Comme président de « Sauvons le
Climat » j’ai eu connaissance de nombreuses propositions très intéressantes visant à diminuer nos rejets de Gaz à Effet de Serre. Certains défendent le système de permis d’émission qu’ils n’appliquent, toutefois, qu’au secteur des grosses entreprises. Le fait que la première application de ce système ait abouti
à une faible valeur de la tonne de CO2 ne saurait être un motif pour le rejeter : la conclusion qu’on peut en tirer est que les allocations ont été trop généreuses. D’autres considèrent que
seule une taxe progressivement croissante peut assurer « automatiquement » l’obtention d’une diminution suffisante de nos émissions. Je dois dire que ces approches, essentiellement
économiques, me laissent une impression de malaise. Et ce Blog me donne l’occasion de m’exprimer à titre personnel sur un sujet qui va, sans doute, avoir des implications importantes pour nos
concitoyens.
Je commencerai par un exemple concret qui me paraît bien introduire mon propos. En face de chez moi se trouve une petite cité HLM dont je connais bien les habitants.
Jusqu’à cette année les locataires devaient se chauffer individuellement. Nombreux parmi eux sont ceux qui utilisaient à cette fin des poêles à kérosène. L’augmentation des produits pétroliers a
été durement ressenti, au point que pendant les périodes froides il limitaient la température de leur logement aux environs de 12 à 14 degrés! Des travaux d’isolation ont été effectués cette
année par l’organisme d’HLM qui a installé, en même temps, un chauffage central au gaz.
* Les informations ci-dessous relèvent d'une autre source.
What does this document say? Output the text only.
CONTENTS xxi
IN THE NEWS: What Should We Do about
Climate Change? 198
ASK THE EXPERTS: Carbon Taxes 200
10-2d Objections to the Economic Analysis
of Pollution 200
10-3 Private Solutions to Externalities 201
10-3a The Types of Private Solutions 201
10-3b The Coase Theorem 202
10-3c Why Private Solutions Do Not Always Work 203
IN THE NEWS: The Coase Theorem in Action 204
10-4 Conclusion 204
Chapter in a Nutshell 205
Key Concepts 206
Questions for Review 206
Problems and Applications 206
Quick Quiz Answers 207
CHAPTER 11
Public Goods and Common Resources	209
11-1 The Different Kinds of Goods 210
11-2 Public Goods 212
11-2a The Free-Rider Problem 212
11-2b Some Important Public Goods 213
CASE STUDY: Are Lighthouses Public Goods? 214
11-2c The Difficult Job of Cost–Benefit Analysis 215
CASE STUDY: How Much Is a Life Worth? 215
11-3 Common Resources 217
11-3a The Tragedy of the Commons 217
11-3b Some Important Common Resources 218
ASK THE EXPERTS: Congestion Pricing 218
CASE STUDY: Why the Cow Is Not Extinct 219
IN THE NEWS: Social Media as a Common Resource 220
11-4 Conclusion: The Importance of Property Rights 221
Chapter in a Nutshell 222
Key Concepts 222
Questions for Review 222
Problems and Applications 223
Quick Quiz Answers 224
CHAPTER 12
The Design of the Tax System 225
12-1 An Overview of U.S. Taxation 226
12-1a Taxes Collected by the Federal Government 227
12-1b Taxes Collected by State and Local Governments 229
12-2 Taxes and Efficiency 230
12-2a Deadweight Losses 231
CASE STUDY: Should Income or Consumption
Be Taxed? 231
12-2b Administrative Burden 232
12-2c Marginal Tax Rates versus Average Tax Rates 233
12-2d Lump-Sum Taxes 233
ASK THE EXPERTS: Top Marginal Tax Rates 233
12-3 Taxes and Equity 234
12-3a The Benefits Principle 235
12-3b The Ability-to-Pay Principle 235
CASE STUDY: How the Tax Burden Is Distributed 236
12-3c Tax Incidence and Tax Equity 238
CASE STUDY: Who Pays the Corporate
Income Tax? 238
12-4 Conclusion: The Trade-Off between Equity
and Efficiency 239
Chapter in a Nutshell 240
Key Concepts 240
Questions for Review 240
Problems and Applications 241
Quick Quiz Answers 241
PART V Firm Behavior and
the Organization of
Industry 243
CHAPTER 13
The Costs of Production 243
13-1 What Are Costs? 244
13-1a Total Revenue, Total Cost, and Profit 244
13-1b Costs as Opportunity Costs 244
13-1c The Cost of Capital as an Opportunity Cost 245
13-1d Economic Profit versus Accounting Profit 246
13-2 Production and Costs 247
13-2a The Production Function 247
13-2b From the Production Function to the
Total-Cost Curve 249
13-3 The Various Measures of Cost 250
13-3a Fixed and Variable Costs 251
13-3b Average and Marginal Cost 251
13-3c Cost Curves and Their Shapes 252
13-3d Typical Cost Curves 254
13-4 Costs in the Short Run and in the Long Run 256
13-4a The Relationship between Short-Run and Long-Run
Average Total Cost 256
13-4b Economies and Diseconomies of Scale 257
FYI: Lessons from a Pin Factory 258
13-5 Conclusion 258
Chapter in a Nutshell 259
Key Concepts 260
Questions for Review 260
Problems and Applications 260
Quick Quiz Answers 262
Les locataires n’ont pas eu voix au chapitre et n’auront même plus la possibilité de limiter leur dépenses
de chauffage en enfilant plusieurs épaisseurs de vêtements.
Cette petite anecdote montre tout d’abord qu’un organisme HLM important de la région Grenobloise a décidé d’installer un chauffage central au gaz sans se soucier
outre mesure des prévisibles hausses de tarif ni du fait que le chauffage au gaz est une source importante de rejet de gaz carbonique, même s’il faut reconnaître que les travaux d’isolation
étaient les bienvenus. Le choix de l’office HLM est d’autant plus critiquable que la région grenobloise est très bien placée pour le développement du
chauffage au bois.
L’augmentation probable du prix du gaz et l’instauration d’une taxe croissante sur les émissions de CO2 laissera les locataires impuissants et n’aura pour seule
conséquence pour eux que l’augmentation de leurs charges qu’ils ont déjà du mal à payer.
Faut-il pour autant renoncer à la taxation des émissions de CO2 ? Sans doute que non et nous y reviendrons. Mais les premières mesures à prendre, me semble-t-il, sont d’abord d’ordre réglementaire :
· Il faut rendre obligatoire les compteurs et les moyens de régulation individuels sur tous les appartements HLM. Il faudrait probablement moduler les charges de chauffages en fonction de l’emplacement des appartements.
· Il faut interdire l’installation de nouvelles chaudières à gaz, fioul ou charbon.
Ainsi les locataires seront protégés des augmentation de prix et de taxe. De nombreuses possibilités existent : chauffage collectif au bois (avec, éventuellement, co-génération), pompes à chaleur, chauffage solaire partiel, chauffage électrique avec effacement aux heures de pointes.
En deuxième lieu il faudrait, en priorité, encourager financièrement les opérations d’isolation, de remplacement des chaudières et d’équipements individuels et,
aussi, de remplacement des vieilles voitures. Ces aides pourraient, effectivement, être financées par une taxe sur les émissions de CO2.
Pour être efficace la taxe doit être importante. Mais, de même que dans le système des permis d’émission les entreprises « vertueuses » sont récompensées, on peut imaginer un système simple qui permette aux individus « vertueux » d’être aussi récompensés. Je propose que des bons de détaxation soient distribués à tous les résidents en France (y compris les enfants). Ces bons pourraient servir, soit à régler les charges de chauffage, soit à acheter des carburants hors « taxe carbone », soit être négociés dans les postes, caisses d’épargne ou banques. La théorie économique montre que la valeur d’échange des bons restera inférieure au montant de la taxe. Le montant total des bons distribués devrait correspondre à une fraction significative du montant théorique (hors réductions) de la taxe, par exemple entre un tiers et la moitié. Supposons qu’elle soit fixée à la moitié. Alors, ceux qui émettront moins que la moitié de l’émission moyenne obtiendront un bonus financier en revendant leurs droits. Ceux qui émettront plus que la moitié de l’émission moyenne devront payer et chercheront à acheter des bons de réduction aussi longtemps qu’ils pourront les négocier à un prix inférieur à la taxe. La possibilité de voir des réduction de rejets de CO2 se traduire par des revenus supplémentaires devrait être une puissante incitation à les rechercher.